Se as modalidades I ou II forem positivas como no caso acima descrito, a biópsia deve ser considerada antes do início da corticoterapia.
O tratamento clínico deve ser instituído antes da decisão de indicação ou não de marcapasso definitivo, pois estamos lidando com um processo inflamatório que pode ser reversível sem implante do MP.
Fig 6 – Fluxograma – suspeita de sarcoidose clínica
Dessa forma, o paciente realizou a biópsia ganglionar que mostrou padrão granulomatoso e foi submetido à broncoscopia com biópsia transbrônquica que confirmou padrão granulomatoso não caseoso compatível com sarcoidose.
Realizou ecocardiograma que mostrou função de VE normal sem alteração segmentar e cintigrafia miocárdica com Gálio 67 (SPECT) de corpo inteiro sugestiva de processo inflamatório em atividade no coração (SIV), linfonodos hilares e glândula submandibular à esquerda.

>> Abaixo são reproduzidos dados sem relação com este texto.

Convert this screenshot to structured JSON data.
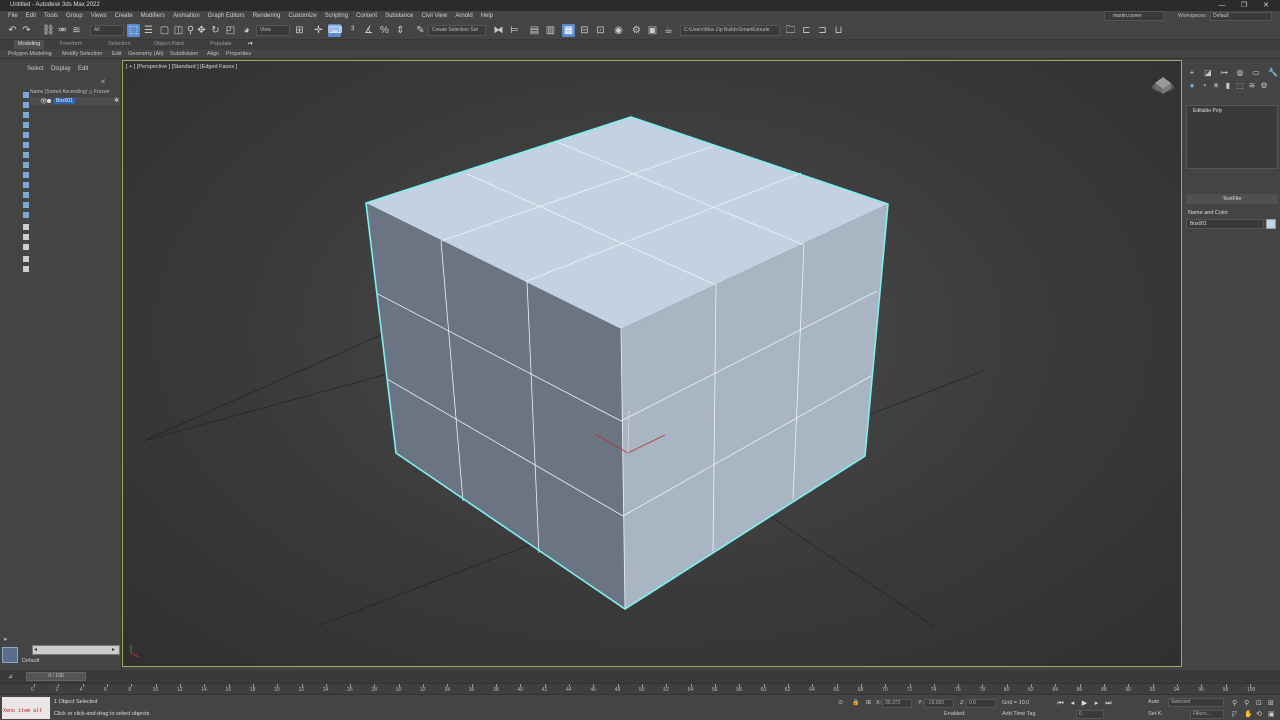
{
  "window": {
    "title": "Untitled - Autodesk 3ds Max 2022",
    "minimize": "—",
    "maximize": "❐",
    "close": "✕"
  },
  "menu": [
    "File",
    "Edit",
    "Tools",
    "Group",
    "Views",
    "Create",
    "Modifiers",
    "Animation",
    "Graph Editors",
    "Rendering",
    "Customize",
    "Scripting",
    "Content",
    "Substance",
    "Civil View",
    "Arnold",
    "Help"
  ],
  "user": {
    "name": "martin.coven"
  },
  "workspace": {
    "label": "Workspaces:",
    "value": "Default"
  },
  "toolbar": {
    "selection_filter": "All",
    "ref_coord": "View",
    "named_selection": "Create Selection Set",
    "project_path": "C:\\Users\\Max Zip Builds\\SmartExtrude"
  },
  "ribbon": {
    "tabs": [
      "Modeling",
      "Freeform",
      "Selection",
      "Object Paint",
      "Populate"
    ],
    "active_tab": "Modeling",
    "sub_items": [
      "Polygon Modeling",
      "Modify Selection",
      "Edit",
      "Geometry (All)",
      "Subdivision",
      "Align",
      "Properties"
    ]
  },
  "scene_explorer": {
    "tabs": [
      "Select",
      "Display",
      "Edit"
    ],
    "column_header": "Name (Sorted Ascending)  △ Frozen",
    "objects": [
      {
        "name": "Box001"
      }
    ],
    "layer": "Default"
  },
  "viewport": {
    "label": "[ + ] [Perspective ] [Standard ] [Edged Faces ]"
  },
  "command_panel": {
    "modifier_stack": [
      "Editable Poly"
    ],
    "test_button": "TestFile",
    "rollout_title": "Name and Color",
    "object_name": "Box001",
    "object_color": "#c2d2ea"
  },
  "timeline": {
    "frame_display": "0 / 100",
    "ticks": [
      "0",
      "2",
      "4",
      "6",
      "8",
      "10",
      "12",
      "14",
      "16",
      "18",
      "20",
      "22",
      "24",
      "26",
      "28",
      "30",
      "32",
      "34",
      "36",
      "38",
      "40",
      "42",
      "44",
      "46",
      "48",
      "50",
      "52",
      "54",
      "56",
      "58",
      "60",
      "62",
      "64",
      "66",
      "68",
      "70",
      "72",
      "74",
      "76",
      "78",
      "80",
      "82",
      "84",
      "86",
      "88",
      "90",
      "92",
      "94",
      "96",
      "98",
      "100"
    ]
  },
  "status": {
    "maxscript_text": "Xeno item alt",
    "line1": "1 Object Selected",
    "line2": "Click or click-and-drag to select objects",
    "x_label": "X:",
    "x_value": "39.372",
    "y_label": "Y:",
    "y_value": "-19.683",
    "z_label": "Z:",
    "z_value": "0.0",
    "grid": "Grid = 10.0",
    "enabled": "Enabled:",
    "add_time_tag": "Add Time Tag",
    "auto": "Auto",
    "set_key": "Set K.",
    "selected": "Selected",
    "filters": "Filters...",
    "current_frame": "0"
  }
}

Conclusão: Sarcoidose extra-cardíaca com envolvimento miocárdico importante sem disfunção ventricular e em vigência de atividade inflamatória.
Decidido então pelo tratamento inicialmente farmacológico: Imunossupressão com corticóides: sarcoidose cardíaca em atividade – prednisona 30 mg ao dia ou 60 mg em dias alternados por 8-12 semanas cujas evidências recentes sugerem que o tratamento em fases iniciais, antes da presença de disfunção ventricular tem um impacto positivo na redução da mortalidade e melhora da função ventricular em longo prazo.
No entanto, apesar do início da corticoterapia, não podemos esquecer que existe fibrose não reversível em região septal baixa que pode gerar distúrbios elétricos fixos e irreversíveis com risco de arritmia ventricular sustentada e morte súbita.
Neste caso, dados da literatura demonstram que em vigência de sarcoidose cardíaca com acometimento também em outros órgãos e presença de BAVT é fundamental o implante de cardioversor-desfibrilador- implantável (CDI) nos casos sem disfunção ventricular esquerda e implante de ressincronizador cardíaco nos casos com disfunção grave e dissincronismo intra e interventricular documentado (vide figura abaixo)
Fig 7 – Fluxograma diagnóstico na sarcoidose
O paciente foi submetido a implante de CDI pela presença de acometimento fibrótico significativo na RNM que pode gerar taquicardia ventricular sustentada e morte súbita cardíaca.
Esta conduta está baseada em diretriz americana (American college of cardiology and american heart association (ACC/AHA) 2008 – Indicação classe IIa (possivelmente benéfico).